We mainly carried out this study in Tianjin Anding (psychiatric) Hospital from October 2018 to October 2021 and released the recruitment information to hospitalized patients or outpatients with ASD and evaluated the subjects who wanted to participate in the development lab of Tianjin Medical University. The eligibility criteria included: (1) it met the diagnostic criteria of ASD in the fifth edition of the American Diagnostic and Statistical Manual of Mental Disorders (DSM-V); (2) age of 2–18 years old; (3) no medication during the rTMS intervention; (4) right-handed; (5) the total score of CARS in the baseline ≥30 (Schopler et al., 1980). The exclusion criteria were (Sokhadze et al., 2012; Tian et al., 2021): (1) contraindications to rTMS, such as metal or electronic instruments near the coil stimulation site; participants with a history of epilepsy (excluding epilepsy according to their electroencephalogram and medical record); participants with a history of brain trauma, brain tumors, and other diseases; participants with severe or recent heart disease; or other major physical illness. (2) Diagnosis of other mental illnesses (e.g., attention-deficit hyperactivity disorder, schizophrenia and depression). (3) Other neurodevelopmental disorders, genetic metabolic diseases, or severe neurological diseases. (4) Participants who could not cooperate with the eye movement experiment.

The study was conducted under the Code of Ethics of the World Medical Association (Declaration of Helsinki). Also, the study complied with all relevant national regulations and institutional policies and had been approved by the Medical Ethics Committee of Tianjin Medical University. Participants and their parents (or legal guardians) obtained all information about the research, including the purpose, requirements, responsibilities, compensation, risks, benefits, and alternatives. All questions were answered before asking for the consent signature.

2.2. TMS procedure

A trained electrophysiologist delivered rTMS stimulation over the cortical area controlling the contralateral First Dorsal Interosseous (FDI) using a Magnetic Field Stimulator (CCY-1, YIRUIDE Medical Corporation, Wuhan, China) to detect resting motor threshold (MT). The MT was determined for each hemisphere in all individuals by gradually increasing the output of the machine by 5% until a 5 mV deflection or a visible twitch in the FDI muscle was identified in 2 out of 3 trials (Sokhadze et al., 2012). Electromyographic (EMG) responses were monitored continuously from the hand contralateral to the stimulated hemisphere using the MEP module in Magnetic Stimulator (YIRUIDE Medical Corporation, Wuhan, China). Subjects were familiarized with the laboratory and procedure before the first TMS session.

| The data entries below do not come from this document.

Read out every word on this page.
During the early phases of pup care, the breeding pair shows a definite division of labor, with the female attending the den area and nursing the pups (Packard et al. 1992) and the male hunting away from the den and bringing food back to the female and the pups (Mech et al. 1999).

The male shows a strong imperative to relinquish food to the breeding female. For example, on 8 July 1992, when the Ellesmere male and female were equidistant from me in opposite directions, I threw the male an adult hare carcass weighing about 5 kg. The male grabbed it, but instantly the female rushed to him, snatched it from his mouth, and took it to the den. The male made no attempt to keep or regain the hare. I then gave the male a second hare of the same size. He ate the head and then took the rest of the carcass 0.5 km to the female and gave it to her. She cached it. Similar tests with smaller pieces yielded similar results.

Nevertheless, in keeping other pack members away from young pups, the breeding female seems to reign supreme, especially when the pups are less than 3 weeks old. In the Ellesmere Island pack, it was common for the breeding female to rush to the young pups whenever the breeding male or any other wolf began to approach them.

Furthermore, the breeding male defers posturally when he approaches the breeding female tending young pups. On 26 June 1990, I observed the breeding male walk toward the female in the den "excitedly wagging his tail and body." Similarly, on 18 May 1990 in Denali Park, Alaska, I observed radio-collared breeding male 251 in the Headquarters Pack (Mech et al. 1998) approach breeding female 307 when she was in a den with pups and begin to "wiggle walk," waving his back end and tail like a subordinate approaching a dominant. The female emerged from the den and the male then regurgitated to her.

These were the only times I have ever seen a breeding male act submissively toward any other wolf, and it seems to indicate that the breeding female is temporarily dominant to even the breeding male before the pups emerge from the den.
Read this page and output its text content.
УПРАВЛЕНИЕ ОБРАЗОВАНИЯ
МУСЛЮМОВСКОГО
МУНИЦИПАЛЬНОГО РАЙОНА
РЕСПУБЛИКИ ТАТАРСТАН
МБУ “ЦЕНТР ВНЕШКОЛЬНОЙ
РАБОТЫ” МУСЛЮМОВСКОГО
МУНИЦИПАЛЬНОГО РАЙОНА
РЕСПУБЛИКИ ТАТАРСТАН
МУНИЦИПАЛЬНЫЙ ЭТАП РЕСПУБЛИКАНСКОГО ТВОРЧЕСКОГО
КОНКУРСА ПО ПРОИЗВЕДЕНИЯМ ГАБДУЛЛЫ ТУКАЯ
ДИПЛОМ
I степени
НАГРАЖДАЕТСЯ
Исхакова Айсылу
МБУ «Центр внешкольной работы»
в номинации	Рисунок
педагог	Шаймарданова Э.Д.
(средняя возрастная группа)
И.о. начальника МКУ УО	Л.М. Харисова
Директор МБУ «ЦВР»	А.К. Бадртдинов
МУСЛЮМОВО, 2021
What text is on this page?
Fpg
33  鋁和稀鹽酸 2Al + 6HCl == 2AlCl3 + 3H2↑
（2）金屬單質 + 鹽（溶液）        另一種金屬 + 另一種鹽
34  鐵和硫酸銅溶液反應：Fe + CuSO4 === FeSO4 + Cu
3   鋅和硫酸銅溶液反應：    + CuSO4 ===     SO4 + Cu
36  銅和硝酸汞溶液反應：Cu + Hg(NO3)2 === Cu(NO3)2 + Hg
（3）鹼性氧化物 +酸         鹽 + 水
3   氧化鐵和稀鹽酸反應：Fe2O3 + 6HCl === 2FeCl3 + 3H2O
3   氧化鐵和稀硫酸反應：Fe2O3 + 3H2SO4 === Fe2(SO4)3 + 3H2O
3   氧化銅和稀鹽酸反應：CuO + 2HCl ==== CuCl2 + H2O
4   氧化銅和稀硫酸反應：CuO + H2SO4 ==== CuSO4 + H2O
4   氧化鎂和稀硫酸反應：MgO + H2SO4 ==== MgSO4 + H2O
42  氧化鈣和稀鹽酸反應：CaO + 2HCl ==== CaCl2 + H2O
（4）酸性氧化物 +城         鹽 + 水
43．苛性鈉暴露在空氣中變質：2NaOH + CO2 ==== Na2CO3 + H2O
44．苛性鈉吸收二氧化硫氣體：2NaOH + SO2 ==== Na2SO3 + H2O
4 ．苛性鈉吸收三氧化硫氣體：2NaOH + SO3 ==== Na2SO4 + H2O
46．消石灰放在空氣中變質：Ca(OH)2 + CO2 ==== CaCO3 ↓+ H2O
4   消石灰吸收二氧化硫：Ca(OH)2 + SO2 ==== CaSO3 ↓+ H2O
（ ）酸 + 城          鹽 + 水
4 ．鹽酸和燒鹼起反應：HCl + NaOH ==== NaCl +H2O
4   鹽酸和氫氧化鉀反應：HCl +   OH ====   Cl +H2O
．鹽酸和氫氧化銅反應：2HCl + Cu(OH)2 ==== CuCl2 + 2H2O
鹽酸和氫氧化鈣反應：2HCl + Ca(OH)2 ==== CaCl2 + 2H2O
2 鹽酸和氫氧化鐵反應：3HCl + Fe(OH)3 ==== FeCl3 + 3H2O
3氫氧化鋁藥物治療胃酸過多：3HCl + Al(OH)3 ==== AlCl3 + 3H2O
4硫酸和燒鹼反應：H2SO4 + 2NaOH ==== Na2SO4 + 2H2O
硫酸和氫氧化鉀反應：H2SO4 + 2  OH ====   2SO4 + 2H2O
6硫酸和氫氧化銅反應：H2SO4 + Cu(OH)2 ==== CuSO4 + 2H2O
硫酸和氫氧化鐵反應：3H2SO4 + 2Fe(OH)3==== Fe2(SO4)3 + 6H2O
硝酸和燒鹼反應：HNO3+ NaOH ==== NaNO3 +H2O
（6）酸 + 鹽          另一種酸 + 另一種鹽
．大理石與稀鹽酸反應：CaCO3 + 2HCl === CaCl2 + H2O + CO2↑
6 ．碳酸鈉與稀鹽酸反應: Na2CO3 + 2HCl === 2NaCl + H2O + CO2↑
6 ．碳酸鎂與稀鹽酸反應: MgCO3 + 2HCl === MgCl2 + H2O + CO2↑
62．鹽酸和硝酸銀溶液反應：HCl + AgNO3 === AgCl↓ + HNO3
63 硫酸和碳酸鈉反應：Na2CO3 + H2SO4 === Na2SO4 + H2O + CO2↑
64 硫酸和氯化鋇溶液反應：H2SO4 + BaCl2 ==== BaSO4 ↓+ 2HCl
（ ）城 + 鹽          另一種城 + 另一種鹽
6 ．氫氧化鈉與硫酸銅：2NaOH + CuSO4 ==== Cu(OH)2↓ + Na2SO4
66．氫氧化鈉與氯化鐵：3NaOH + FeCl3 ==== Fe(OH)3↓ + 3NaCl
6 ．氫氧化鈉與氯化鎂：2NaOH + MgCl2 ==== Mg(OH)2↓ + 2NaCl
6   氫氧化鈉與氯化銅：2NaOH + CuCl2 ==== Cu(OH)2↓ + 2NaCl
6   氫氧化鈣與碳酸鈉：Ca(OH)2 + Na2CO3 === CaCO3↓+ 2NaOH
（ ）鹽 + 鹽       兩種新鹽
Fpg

In this study, rTMS was selected to stimulate left DLPFC with high frequency (10 Hz) and right DLPFC with low frequency (1 Hz) based on the evidence-based basis proposed by the European Union of Neurological Societies (Brainin et al., 2004), and the electrode positioning cap was used for accurate positioning, as shown in Supplementary Figure S1 in Attachment (the electrode positioning cap used in the actual intervention was a children’s model). Specific parameters are as follows: stimulation frequency of right dorsolateral prefrontal lobe is 1 Hz, stimulation time is 32 s, stimulation number is 32, intermittent time is 1 s, repetition number is 28, the stimulation intensity is 25% RMT; stimulation frequency of left dorsolateral prefrontal lobe is 10 Hz, stimulation time is 3.2 s, stimulation number is 32. Intermittent time is 10 s, repetition number is 45. Stimulation intensity is 25% RMT. The intervention time of rTMS was 5 times/week, and every 4 weeks was a course of intervention. The circumstance and posture of participants at the time of rTMS intervention are shown in Supplementary Figure S2 Attachment.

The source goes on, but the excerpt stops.